The Art of Web Scraping in Python using Selenium

Sadiquetimileyin
Data Epic
Published in
6 min readDec 5, 2023
Scraping
Scraper

What is web scraping? Web scraping is the process of extracting data from websites. It is a very potent method that transforms data gathering and processing. Web scraping has become a vital tool for both consumers and corporations due to the abundance of internet data.

Selenium is a Python library that can be used to perform automated testing on web applications. It can simulate user inputs, such as entering content, tapping buttons, and scraping sites. Selenium is an open-source tool that works on all major operating systems and browsers.

Why use Selenium for web scraping?

Python offers a large number of modules and frameworks that make it simple to extract data from websites, which makes it a popular programming language for web scraping.

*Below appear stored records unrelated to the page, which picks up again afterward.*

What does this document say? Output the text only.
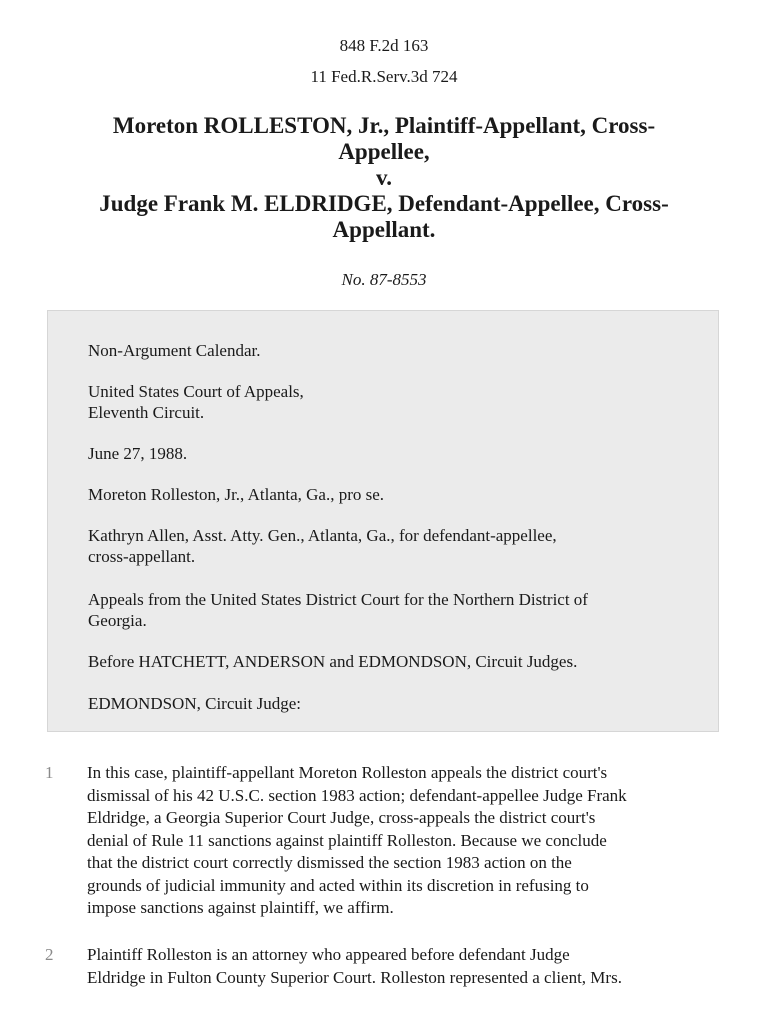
848 F.2d 163
11 Fed.R.Serv.3d 724
Moreton ROLLESTON, Jr., Plaintiff-Appellant, Cross-
Appellee,
v.
Judge Frank M. ELDRIDGE, Defendant-Appellee, Cross-
Appellant.
No. 87-8553

Non-Argument Calendar.

United States Court of Appeals,
Eleventh Circuit.

June 27, 1988.

Moreton Rolleston, Jr., Atlanta, Ga., pro se.

Kathryn Allen, Asst. Atty. Gen., Atlanta, Ga., for defendant-appellee,
cross-appellant.

Appeals from the United States District Court for the Northern District of
Georgia.

Before HATCHETT, ANDERSON and EDMONDSON, Circuit Judges.

EDMONDSON, Circuit Judge:

1 In this case, plaintiff-appellant Moreton Rolleston appeals the district court's
dismissal of his 42 U.S.C. section 1983 action; defendant-appellee Judge Frank
Eldridge, a Georgia Superior Court Judge, cross-appeals the district court's
denial of Rule 11 sanctions against plaintiff Rolleston. Because we conclude
that the district court correctly dismissed the section 1983 action on the
grounds of judicial immunity and acted within its discretion in refusing to
impose sanctions against plaintiff, we affirm.

2 Plaintiff Rolleston is an attorney who appeared before defendant Judge
Eldridge in Fulton County Superior Court. Rolleston represented a client, Mrs.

Using Python and Selenium for web scraping offers several advantages over other web scraping techniques:

  1. Dynamic websites: JavaScript and other scripting languages are used to build dynamic web sites. When the website loads completely or the user interacts with it, these sites frequently have elements that are visible. Because Selenium can communicate with various components, it’s an effective tool for data scraping from dynamic websites.
  2. User interactions: Selenium is capable of simulating scrolling, clicks, and form submissions. This enables you to scrape websites like login forms that demand input from users.
  3. Debugging: You may step through the scraping process with Selenium in debug mode, seeing what the scraper is doing at each stage. When something goes wrong, you can use this to troubleshoot it.(reference nanonets.com)

Setting up selenium:

First and foremost, install the selenium driver using pip either on your local terminal or directly in your IDE

pip install Selenium

then, we install a web-driver manager. The web-driver has a common problem of needing to manually update the web-driver according to the version of chrome your are using so in this article we will cover ways to automatically update the chrome driver. This will automatically download and install the appropriate WebDriver for you. To install web driver-manager, you can use the following command:

pip install webdriver-manager

Setup complete.

Moving forward, step by step setup for selenium

Step 1: The imports

The imports below is the basic import needed when initializing selenium. we will be focusing mainly on using Chrome browser

from selenium import webdriver
from Selenium.webdriver.common.keys import Keys
from Selenium.webdriver.common.by import By

Step 2: Web-driver manager

Setting up web-driver manager on Chrome browser use the following imports:

from selenium.webdriver.chrome.service import Service as ChromeService
from webdriver_manager.chrome import ChromeDriverManager

The code below has a function that auto update your chrome driver automatically regardless of which version of chrome you are using. Using the code below:

 drivers = webdriver.Chrome(service=ChromeService(ChromeDriverManager().install()))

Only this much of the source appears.